Unlike cancers of related exocrine tissues such as the mammary and prostate gland, diagnosis and treatment of aggressive salivary gland malignancies have not markedly advanced in decades. Effective clinical management of malignant salivary gland cancers is undercut by our limited knowledge concerning the key molecular signals that underpin the etiopathogenesis of this rare and heterogeneous head and neck cancer. Without knowledge of the critical signals that drive salivary gland tumorigenesis, tumor vulnerabilities cannot be exploited that allow for targeted molecular therapies. This knowledge insufficiency is further exacerbated by a paucity of preclinical mouse models (as compared to other cancer fields) with which to both study salivary gland pathobiology and test novel intervention strategies.
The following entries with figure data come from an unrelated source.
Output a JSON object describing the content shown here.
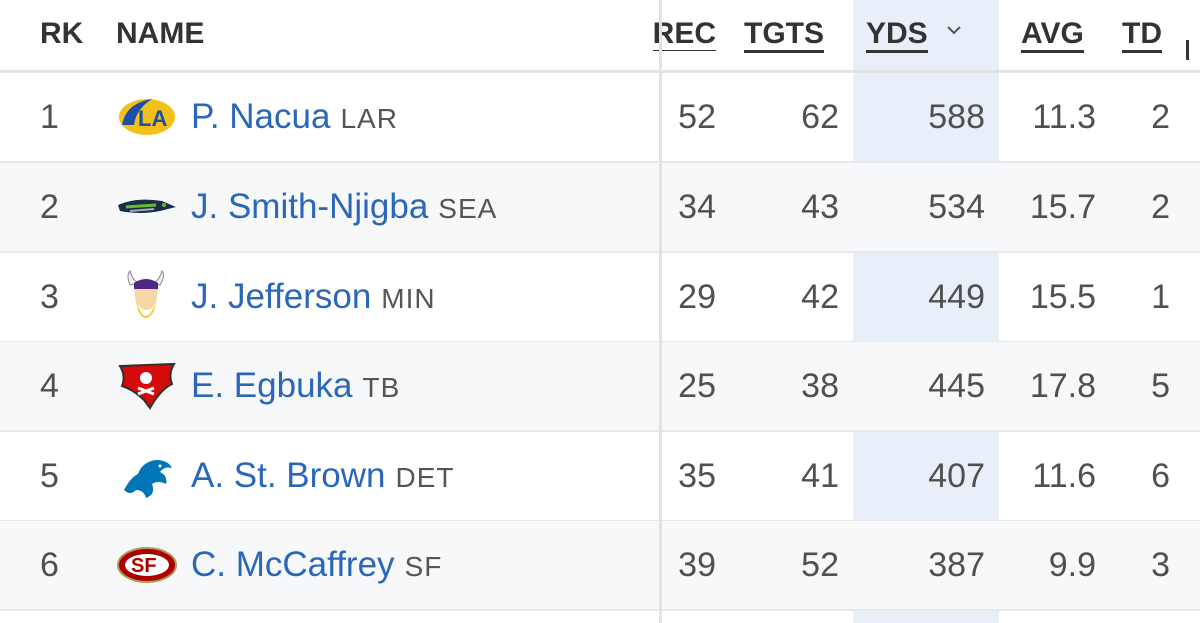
{
  "columns": {
    "rank": "RK",
    "name": "NAME",
    "rec": "REC",
    "tgts": "TGTS",
    "yds": "YDS",
    "avg": "AVG",
    "td": "TD"
  },
  "sort": {
    "column": "YDS",
    "direction": "descending",
    "icon": "chevron-down-icon"
  },
  "colors": {
    "link": "#2b67b8",
    "sorted_column_bg": "#e9eff8",
    "alt_row_bg": "#f7f8fa"
  },
  "rows": [
    {
      "rank": "1",
      "name": "P. Nacua",
      "team": "LAR",
      "logo": "rams-logo",
      "rec": "52",
      "tgts": "62",
      "yds": "588",
      "avg": "11.3",
      "td": "2"
    },
    {
      "rank": "2",
      "name": "J. Smith-Njigba",
      "team": "SEA",
      "logo": "seahawks-logo",
      "rec": "34",
      "tgts": "43",
      "yds": "534",
      "avg": "15.7",
      "td": "2"
    },
    {
      "rank": "3",
      "name": "J. Jefferson",
      "team": "MIN",
      "logo": "vikings-logo",
      "rec": "29",
      "tgts": "42",
      "yds": "449",
      "avg": "15.5",
      "td": "1"
    },
    {
      "rank": "4",
      "name": "E. Egbuka",
      "team": "TB",
      "logo": "buccaneers-logo",
      "rec": "25",
      "tgts": "38",
      "yds": "445",
      "avg": "17.8",
      "td": "5"
    },
    {
      "rank": "5",
      "name": "A. St. Brown",
      "team": "DET",
      "logo": "lions-logo",
      "rec": "35",
      "tgts": "41",
      "yds": "407",
      "avg": "11.6",
      "td": "6"
    },
    {
      "rank": "6",
      "name": "C. McCaffrey",
      "team": "SF",
      "logo": "49ers-logo",
      "rec": "39",
      "tgts": "52",
      "yds": "387",
      "avg": "9.9",
      "td": "3"
    }
  ]
}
Using a mouse transgenic approach, we demonstrate that deregulation of the Receptor Activator of NFkB Ligand (RANKL)/RANK signaling axis results in rapid tumor development in all three major salivary glands. In line with its established role in other exocrine gland cancers (i.e., breast cancer), the RANKL/RANK signaling axis elicits an aggressive salivary gland tumor phenotype both at the histologic and molecular level. Despite the ability of this cytokine signaling axis to drive advanced stage disease within a short latency period, early blockade of RANKL/RANK signaling markedly attenuates the development of malignant salivary gland neoplasms. Together, our findings have uncovered a tumorigenic role for RANKL/RANK in the salivary gland and suggest that targeting this pathway may represent a novel therapeutic intervention approach in the prevention and/or treatment of this understudied head and neck cancer.